12 thoughts on “Studying Soil Science

  1. Marc

    Good luck!! I do not know if this is the same sort of thing, but
    If you have any specific questions, my next door neighbour works on an organic recycling plant. Making compost. I know he has had to complete some courses about anorobic decomposition. I am fairly sure he does not have a degree. So he may know of other courses or options open to you either to do along side the degree or if the degree is not what you hoped, in place of it. If this is of any help or interest just reply direct by email. Enjoy your studies

    Reply
  2. Gill

    Good luck! Soil is not only the answer, it’s the only answer – to growing healthy crops, to mitigating the effects of climate change and to feeding the hordes of humans on the planet. We will all await your blog posts (you’ll have so much free time ;-)) with eager anticipation.

    Reply
    1. Deano Martin Post author

      Will have to get back into the habit.
      Summer was always a hard time to keep up to date with the long days meaning I don’t finish work until late.

      Reply
  3. Joshua Msika

    Interesting move!

    Having gone through uni recently with a great deal of permaculture reading in the back of my head, I think you might get disappointed by undergraduate-level courses. Your conversations with researchers seem to confirm my hunch when they say that your interests are PhD-level stuff. Most undergraduate courses do not go much further than a good textbook (and are quite a bit more expensive).

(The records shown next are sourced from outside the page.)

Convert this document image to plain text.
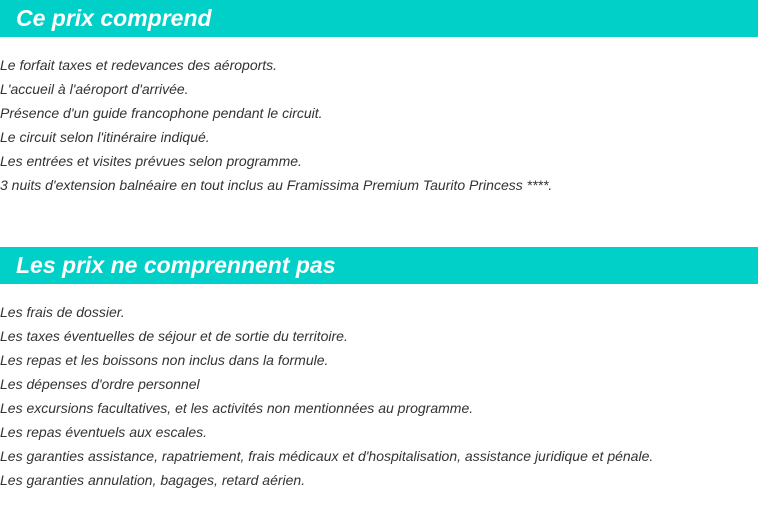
Ce prix comprend
Le forfait taxes et redevances des aéroports.
L'accueil à l'aéroport d'arrivée.
Présence d'un guide francophone pendant le circuit.
Le circuit selon l'itinéraire indiqué.
Les entrées et visites prévues selon programme.
3 nuits d'extension balnéaire en tout inclus au Framissima Premium Taurito Princess ****.
Les prix ne comprennent pas
Les frais de dossier.
Les taxes éventuelles de séjour et de sortie du territoire.
Les repas et les boissons non inclus dans la formule.
Les dépenses d'ordre personnel
Les excursions facultatives, et les activités non mentionnées au programme.
Les repas éventuels aux escales.
Les garanties assistance, rapatriement, frais médicaux et d'hospitalisation, assistance juridique et pénale.
Les garanties annulation, bagages, retard aérien.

    Since you seem to be very happy researching and trialling things yourself, what you seem to be looking for is access to other people’s work – journal articles, etc. I wonder if there are any universities with good subscriptions in the soil science field that would let you join as an “associate student” of some kind? Maybe the Open University does something like this?

    Reading your post again, it looks like you’ve already gone ahead and joined a uni course. There’s a lot to be said for joining an institution and the contacts and networking you get out of it, but I suspect that in terms of permaculture-relevant research, you’ll still have to do a lot of work yourself.

    I’m happy to chat more if you have questions. I graduated from the University of St Andrews with a BSc in Sustainable Development last year and I now work in the social research department of the James Hutton Institute (www.hutton.ac.uk). I have a keen interest in soil science and permaculture and would love to follow your work as you go through your degree.

    Reply
    1. Deano Martin Post author

      Hi Joshua
      Staying in touch would be great.
      James Hutton has a good reputation in soil related stuff.
      Some of the researchers at Nottingham collaborate with peeps there.

      Reply
  4. Sue Rine

    Hi Deano,
    Good on you. Dr Deano in a few years maybe! I studied agriculture a few decades ago and the soils paper were probably my favourite of the whole degree. I’m loving updating my knowledge recently (as applied to grazing management), through reading and videos of Allan Savory and Christine Jones and the like.
    All the best.

    Reply
  5. Anni Kelsey

    Hi Deano and wow what a move. I have long been impressed with your thoroughness and desire to get to the bottom of everything that interests you. Looking forward to hearing how this pans out for you personally and to what you find out from study / ongoing experiments. I did a bit of soil science in the first year of my geography degree (long time ago!) and it was fascinating. Things have probably moved on lots since then as well. All the best. Anni

    Reply
    1. Deano Martin Post author

      Hi Anni
      Thanks
      Getting much closer now, and cannot wait. Am having to cut back here a bit, but nothing that cannot be resurrected again in the future.
      All of the best
      Deano

      Reply
  6. Jennifer Carfrae

    Hi there,

    Just in case you are interested there is a soils MSc at Edinburgh University, it is a taught course with dissertation and is very hands on and applied as is taught by the agriculture college.

    All the best,

    Jenn

    Reply
    1. Deano Martin Post author

      Hi Jenn
      Too far to travel home at weekends to work. The module list/content is very similar so Nottingham works well. Almost at the end of year one now.